So we drove home today through the Fraser Canyon.
Somewhere near being across the river from Keefers, we could see a long train that was sitting and waiting on the tracks.
And I was brought back to my childhood years of when I in fact lived in Keefers, in the middle of nowhere.
Those parked trains were a big part of our wilderness playground.
We'd climb the ladders and peek inside the open-top cars or run on top of the boxcars.
We loved to put pennies on the tracks and collect them after the train rolled over them and flattened them to smithereens.
Many a scorching hot day, we'd steal an egg or five from the chicken coop and crack them on the sizzling tracks and watch them fry.
Though I was never brave enough, (I had just finished grade three when we moved away, so I suppose I'm excused for my lack of courage) but the boys used to hang onto the boxcar ladders and test their stupidity, er... I mean bravery, by seeing how long they were willing to hang on when the train started going again, before jumping off.
We loved counting the cars as the trains whizzed by.
Back in the early 70's graffiti was realitively novel and it was a thrill when we saw it.
There were cars stacked high with lumber.
And tanker cars loaded with various fluids.
We saw many cars filled with pinky red potash.
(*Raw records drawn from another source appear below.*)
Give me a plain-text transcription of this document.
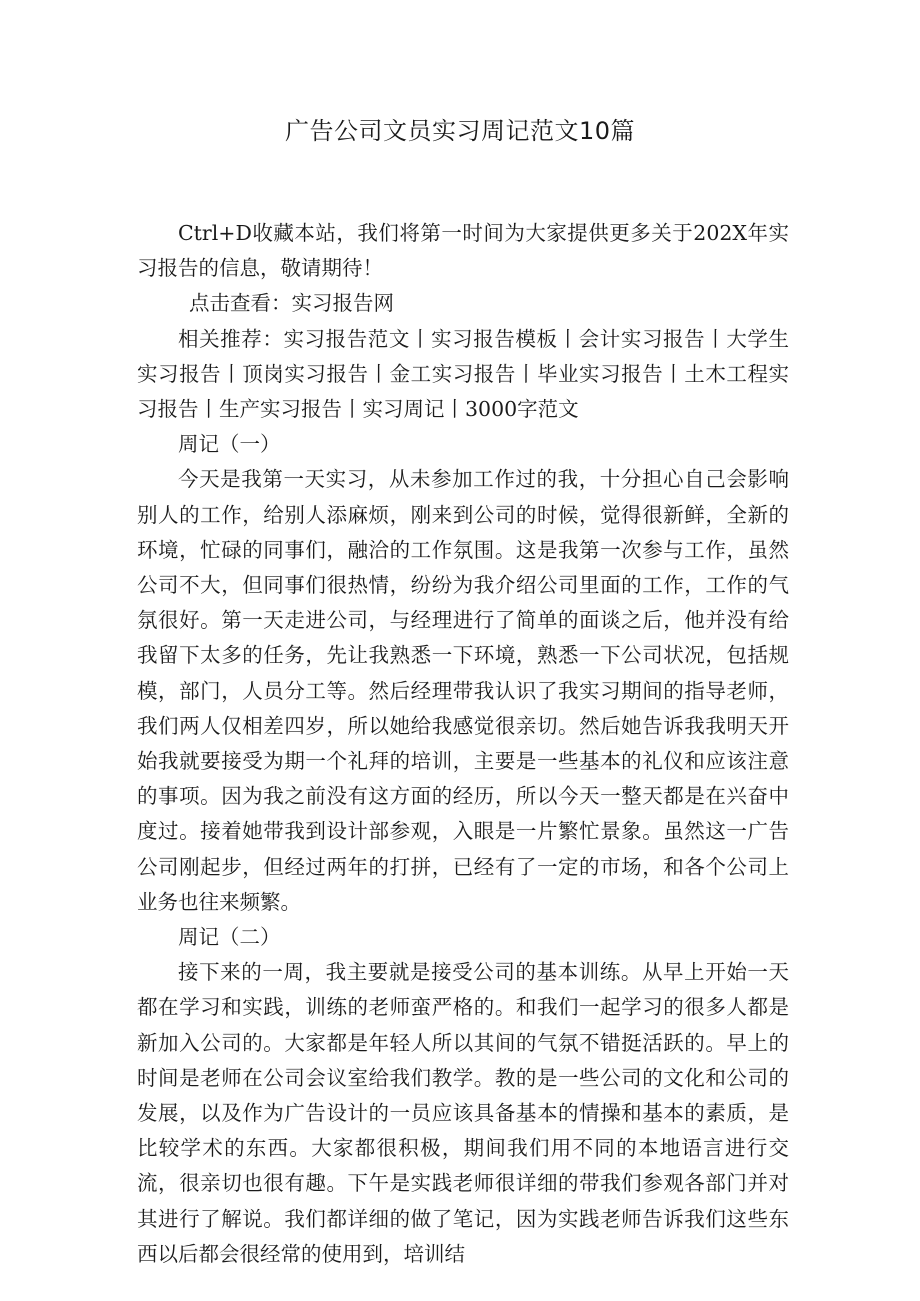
广告公司文员实习周记范文10篇

Ctrl+D收藏本站，我们将第一时间为大家提供更多关于202X年实习报告的信息，敬请期待！

点击查看：实习报告网

相关推荐：实习报告范文丨实习报告模板丨会计实习报告丨大学生实习报告丨顶岗实习报告丨金工实习报告丨毕业实习报告丨土木工程实习报告丨生产实习报告丨实习周记丨3000字范文

周记（一）

今天是我第一天实习，从未参加工作过的我，十分担心自己会影响别人的工作，给别人添麻烦，刚来到公司的时候，觉得很新鲜，全新的环境，忙碌的同事们，融洽的工作氛围。这是我第一次参与工作，虽然公司不大，但同事们很热情，纷纷为我介绍公司里面的工作，工作的气氛很好。第一天走进公司，与经理进行了简单的面谈之后，他并没有给我留下太多的任务，先让我熟悉一下环境，熟悉一下公司状况，包括规模，部门，人员分工等。然后经理带我认识了我实习期间的指导老师，我们两人仅相差四岁，所以她给我感觉很亲切。然后她告诉我我明天开始我就要接受为期一个礼拜的培训，主要是一些基本的礼仪和应该注意的事项。因为我之前没有这方面的经历，所以今天一整天都是在兴奋中度过。接着她带我到设计部参观，入眼是一片繁忙景象。虽然这一广告公司刚起步，但经过两年的打拼，已经有了一定的市场，和各个公司上业务也往来频繁。

周记（二）

接下来的一周，我主要就是接受公司的基本训练。从早上开始一天都在学习和实践，训练的老师蛮严格的。和我们一起学习的很多人都是新加入公司的。大家都是年轻人所以其间的气氛不错挺活跃的。早上的时间是老师在公司会议室给我们教学。教的是一些公司的文化和公司的发展，以及作为广告设计的一员应该具备基本的情操和基本的素质，是比较学术的东西。大家都很积极，期间我们用不同的本地语言进行交流，很亲切也很有趣。下午是实践老师很详细的带我们参观各部门并对其进行了解说。我们都详细的做了笔记，因为实践老师告诉我们这些东西以后都会很经常的使用到，培训结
To be honest, I don't actually know what that is. But it was pretty.
I loved the black cars piled high with yellow sulfur. I loved the smell. Ok, I actually loved the taste. Yup. I tasted it. And still to this day I like the taste of a burnt match. Hey, don't judge me.
And next to getting to witness and wave to strangers in a passenger train, I think my favourite were the cars loaded with new vehicles.
While my memories were still flooding through my mind, we caught up to and drove alongside another train on our side of the river today. It seemingly went on for miles and miles as we eventually got past it.
And there were no passenger cars. No new vehicles. No lumber. No pretty potash. Not even any graffiti.
Each and every car on both trains were the same:
Made up entirely of flatbed cars each carrying two seacans.
Miles and miles of seacans.
No Canadian natural resources.
No Canadian passengers.
No Canadian-built cars.
It made me a bit sad to consider the changes that have come to our world in the last 50 years.
But I brightened a bit when I scanned up and down the train and wondered if one of those shipping containers was carrying my Amazon package.